Corinne Lepage: communiquer n'est pas informer !

Mardi 14 août 2007

Vu sur le blog de Corinne Lepage

La récente pollution au PCB du Rhône mérite qu'on s'y arrête à plusieurs égards


orangemachinerotatesmall.jpg1 S'il est tout à fait nécessaire d'interdire la consommation de poissons, il l'est tout autant de connaître l'origine de cette pollution. Or, sur ce point, silence radio. Il va de soi que ce ne sont pas les sédiments qui auraient été antérieurement chargés qui seraient responsables de cette pollution. Il faut très probablement chercher dans une pollution industrielle accidentelle ou non. A cet égard, on ignore tout des recherches qui ont pu être ou non engagées par la DRIRE et pourtant l'essentiel est là.

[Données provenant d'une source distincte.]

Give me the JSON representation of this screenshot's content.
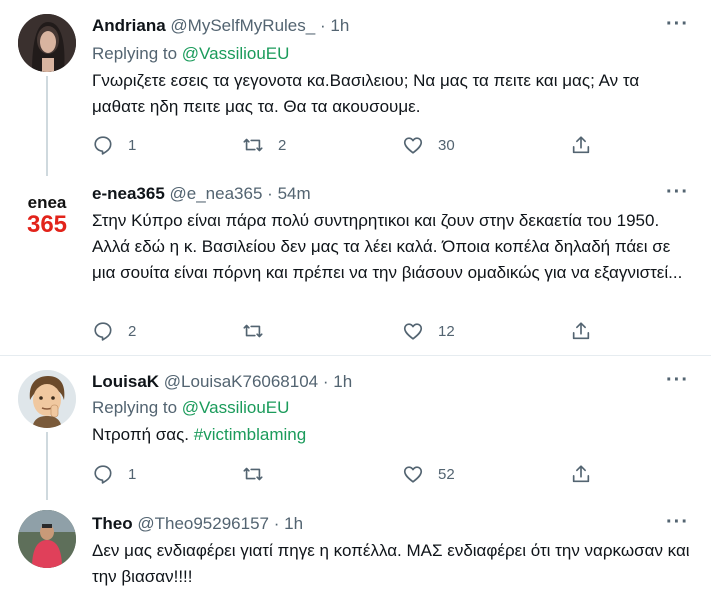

2 Nos fleuves sont dans l'ensemble et nos nappes extrêmement pollués. Si des progrès ont été accomplis en ce qui concerne les pollutions bactériologiques, les pollutions chimiques, hormonales et médicamenteuses ne régressent pas, loin de là. Mais le manteau de Noé est jeté sur cette réalité. La question des pollutions aux nitrates a entraîné des réactions que l'on peut qualifier de contrastées. Or, les conséquences environnementales et sanitaires de cette situation sont considérables. Il y aurait donc du y avoir une très forte protestation contre la politique inacceptable que nous poursuivons! Il n'en a rien été.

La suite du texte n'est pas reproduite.